Welche Referenzkurve verwendet das Tool?
Die Berechnung basiert auf der Hadlock-Wachstumskurve (Hadlock FP et al., Radiology 1991). Diese Kurve ist der am häufigsten zitierte Standard in der pränatalen Sonografie und wird von perinatalmedizinischen Einrichtungen weltweit genutzt. Das Tool approximiert die Standardabweichung mit rund 12 % des Mittelwerts — das Ergebnis ist daher eine Schätzung, kein exakter Tabellenwert.
Was bedeutet es, wenn das EFW unter der 10. Perzentile liegt?
Ein Wert unterhalb der 10. Perzentile wird als Small for Gestational Age (SGA) bezeichnet. Das ist kein automatisches Alarmsignal — viele Kinder in diesem Bereich sind konstitutionell klein. Entscheidend ist der Verlauf über mehrere Scans und die Einschätzung der betreuenden Gynäkologin oder Perinatologin, die den vollständigen Befund kennt.
Kann das Tool das EFW aus meinen Ultraschallmessungen berechnen?

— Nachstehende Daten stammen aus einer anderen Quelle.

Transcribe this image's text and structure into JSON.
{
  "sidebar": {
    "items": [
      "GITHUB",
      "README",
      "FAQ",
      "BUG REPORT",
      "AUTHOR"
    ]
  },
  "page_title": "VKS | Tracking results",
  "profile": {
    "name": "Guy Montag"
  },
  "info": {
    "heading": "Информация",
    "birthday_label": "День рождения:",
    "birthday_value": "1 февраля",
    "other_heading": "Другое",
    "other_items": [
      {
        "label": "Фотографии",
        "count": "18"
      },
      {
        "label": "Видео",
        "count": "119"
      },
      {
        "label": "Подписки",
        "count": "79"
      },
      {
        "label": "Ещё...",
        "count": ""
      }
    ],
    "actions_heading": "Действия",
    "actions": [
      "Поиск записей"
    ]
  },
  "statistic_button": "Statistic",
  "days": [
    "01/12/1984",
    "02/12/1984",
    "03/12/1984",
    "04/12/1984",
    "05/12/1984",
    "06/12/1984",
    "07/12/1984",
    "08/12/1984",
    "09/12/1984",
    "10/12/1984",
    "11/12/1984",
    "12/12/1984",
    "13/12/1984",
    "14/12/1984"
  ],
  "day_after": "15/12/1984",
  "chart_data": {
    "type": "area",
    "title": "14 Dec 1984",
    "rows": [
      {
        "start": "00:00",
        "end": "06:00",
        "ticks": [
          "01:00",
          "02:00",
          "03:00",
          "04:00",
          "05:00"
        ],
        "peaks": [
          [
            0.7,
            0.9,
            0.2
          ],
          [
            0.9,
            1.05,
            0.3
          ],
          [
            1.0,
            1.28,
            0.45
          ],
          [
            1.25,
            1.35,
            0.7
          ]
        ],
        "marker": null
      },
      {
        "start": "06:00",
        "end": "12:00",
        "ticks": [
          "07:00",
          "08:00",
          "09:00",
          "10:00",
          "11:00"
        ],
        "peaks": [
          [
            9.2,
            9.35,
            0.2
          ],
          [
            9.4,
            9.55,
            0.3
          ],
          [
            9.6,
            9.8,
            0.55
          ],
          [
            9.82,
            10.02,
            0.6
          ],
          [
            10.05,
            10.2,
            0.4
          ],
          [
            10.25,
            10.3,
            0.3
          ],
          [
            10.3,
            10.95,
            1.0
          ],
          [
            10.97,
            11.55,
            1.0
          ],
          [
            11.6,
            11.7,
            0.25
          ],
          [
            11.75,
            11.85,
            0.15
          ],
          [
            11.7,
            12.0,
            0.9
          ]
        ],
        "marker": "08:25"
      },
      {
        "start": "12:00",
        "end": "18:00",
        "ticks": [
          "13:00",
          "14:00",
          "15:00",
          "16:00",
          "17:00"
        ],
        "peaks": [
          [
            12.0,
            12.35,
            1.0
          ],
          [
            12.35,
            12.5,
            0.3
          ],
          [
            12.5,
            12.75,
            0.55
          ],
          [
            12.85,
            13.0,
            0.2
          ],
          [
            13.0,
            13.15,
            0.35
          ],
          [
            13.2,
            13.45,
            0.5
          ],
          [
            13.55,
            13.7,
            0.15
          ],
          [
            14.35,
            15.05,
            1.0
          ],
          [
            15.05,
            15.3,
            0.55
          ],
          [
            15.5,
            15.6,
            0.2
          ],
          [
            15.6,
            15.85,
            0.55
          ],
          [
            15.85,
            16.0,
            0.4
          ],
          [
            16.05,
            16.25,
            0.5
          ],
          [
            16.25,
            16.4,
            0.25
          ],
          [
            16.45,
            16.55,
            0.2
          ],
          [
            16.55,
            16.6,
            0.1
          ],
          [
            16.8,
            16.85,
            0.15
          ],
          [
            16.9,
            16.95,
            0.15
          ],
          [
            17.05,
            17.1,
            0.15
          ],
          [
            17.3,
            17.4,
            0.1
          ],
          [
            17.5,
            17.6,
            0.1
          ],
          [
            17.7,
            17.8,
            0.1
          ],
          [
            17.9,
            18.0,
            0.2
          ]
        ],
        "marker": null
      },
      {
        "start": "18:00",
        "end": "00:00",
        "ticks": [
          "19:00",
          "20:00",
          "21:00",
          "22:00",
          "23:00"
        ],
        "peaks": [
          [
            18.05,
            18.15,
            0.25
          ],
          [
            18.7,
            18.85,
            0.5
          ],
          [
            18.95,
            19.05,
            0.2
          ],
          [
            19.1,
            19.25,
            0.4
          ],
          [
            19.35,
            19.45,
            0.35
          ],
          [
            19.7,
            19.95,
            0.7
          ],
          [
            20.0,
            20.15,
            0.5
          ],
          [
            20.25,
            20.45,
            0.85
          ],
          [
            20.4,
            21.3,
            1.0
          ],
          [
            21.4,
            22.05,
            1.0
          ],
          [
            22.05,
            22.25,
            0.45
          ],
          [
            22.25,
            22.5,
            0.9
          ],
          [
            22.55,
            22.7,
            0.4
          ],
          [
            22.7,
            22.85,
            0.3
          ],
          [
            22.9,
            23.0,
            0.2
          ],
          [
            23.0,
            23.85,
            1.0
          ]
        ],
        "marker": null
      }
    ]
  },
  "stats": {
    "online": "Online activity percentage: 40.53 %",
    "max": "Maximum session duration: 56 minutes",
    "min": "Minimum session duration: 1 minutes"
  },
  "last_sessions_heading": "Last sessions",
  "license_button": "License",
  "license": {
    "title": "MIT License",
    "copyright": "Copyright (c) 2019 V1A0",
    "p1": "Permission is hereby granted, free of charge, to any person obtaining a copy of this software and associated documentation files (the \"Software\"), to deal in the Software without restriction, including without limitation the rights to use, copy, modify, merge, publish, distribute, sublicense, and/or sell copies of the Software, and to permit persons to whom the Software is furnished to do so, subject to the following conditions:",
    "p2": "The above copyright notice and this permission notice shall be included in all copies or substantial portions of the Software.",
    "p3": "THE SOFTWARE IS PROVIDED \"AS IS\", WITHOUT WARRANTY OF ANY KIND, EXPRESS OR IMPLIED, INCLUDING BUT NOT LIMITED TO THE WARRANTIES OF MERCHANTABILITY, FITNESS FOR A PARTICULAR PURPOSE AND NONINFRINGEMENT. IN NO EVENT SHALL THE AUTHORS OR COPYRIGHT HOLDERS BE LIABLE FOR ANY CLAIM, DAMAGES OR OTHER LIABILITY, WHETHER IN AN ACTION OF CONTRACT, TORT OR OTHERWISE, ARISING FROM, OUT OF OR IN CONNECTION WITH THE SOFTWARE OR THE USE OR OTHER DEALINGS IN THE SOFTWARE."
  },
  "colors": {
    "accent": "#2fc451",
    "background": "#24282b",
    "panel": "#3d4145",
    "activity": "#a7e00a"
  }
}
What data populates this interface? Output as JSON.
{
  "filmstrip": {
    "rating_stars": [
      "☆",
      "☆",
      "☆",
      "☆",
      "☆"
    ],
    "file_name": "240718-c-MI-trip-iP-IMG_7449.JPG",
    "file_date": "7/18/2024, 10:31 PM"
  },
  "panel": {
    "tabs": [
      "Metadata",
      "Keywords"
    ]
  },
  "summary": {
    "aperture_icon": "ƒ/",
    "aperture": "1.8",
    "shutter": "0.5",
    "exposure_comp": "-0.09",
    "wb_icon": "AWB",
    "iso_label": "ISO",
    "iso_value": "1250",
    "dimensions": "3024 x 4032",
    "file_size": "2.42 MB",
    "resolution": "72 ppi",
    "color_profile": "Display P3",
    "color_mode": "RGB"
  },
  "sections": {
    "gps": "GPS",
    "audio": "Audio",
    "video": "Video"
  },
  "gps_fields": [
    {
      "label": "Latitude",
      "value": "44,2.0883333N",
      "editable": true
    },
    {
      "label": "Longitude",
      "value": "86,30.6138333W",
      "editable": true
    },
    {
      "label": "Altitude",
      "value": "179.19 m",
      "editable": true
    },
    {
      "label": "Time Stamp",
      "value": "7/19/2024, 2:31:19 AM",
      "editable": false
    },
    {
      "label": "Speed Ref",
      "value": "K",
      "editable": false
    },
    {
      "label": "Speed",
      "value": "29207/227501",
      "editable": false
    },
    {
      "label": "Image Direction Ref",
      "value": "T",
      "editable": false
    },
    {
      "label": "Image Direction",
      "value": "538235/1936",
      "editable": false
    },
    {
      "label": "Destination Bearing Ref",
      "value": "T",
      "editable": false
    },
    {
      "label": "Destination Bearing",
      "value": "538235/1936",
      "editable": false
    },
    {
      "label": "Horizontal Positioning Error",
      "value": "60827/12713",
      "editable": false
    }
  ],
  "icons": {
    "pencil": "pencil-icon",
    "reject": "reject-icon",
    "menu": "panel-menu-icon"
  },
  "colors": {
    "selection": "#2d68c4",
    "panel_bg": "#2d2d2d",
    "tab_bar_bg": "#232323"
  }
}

Nein. Du benötigst ein bereits berechnetes EFW (in Gramm) aus deinem Sonografiebericht. Die Umrechnung von Rohbiometrie-Werten wie BPD, HC, AC oder FL in ein EFW erfordert die Formeln deines Ultraschallgeräts und liegt außerhalb des Zwecks dieses Rechners.
Wie zuverlässig ist das berechnete Perzentil?
Der Rechner gibt eine sinnvolle Orientierung, die mit publizierten Hadlock-Tabellen gut übereinstimmt. Da er mit einer angenäherten Standardabweichung arbeitet und keine vollständige Perzentiltabelle reproduziert, solltest du das Ergebnis als Näherungswert betrachten — nicht als klinische Diagnose. Ein einzelner Messzeitpunkt ersetzt keinen Verlaufsbefund.
Gibt es Unterschiede zu anderen Wachstumsrechnern im Netz?
Viele Online-Rechner greifen auf dieselbe Hadlock-Grundlage zurück, unterscheiden sich aber in der verwendeten Näherungsformel und im Gültigkeitsbereich der Wochen. Abweichungen von einem bis zwei Perzentilpunkten zwischen verschiedenen Tools sind normal. Maßgeblich ist immer der Befund deiner Ultraschallärztin, die den vollständigen Biometrie-Ausdruck vor sich hat.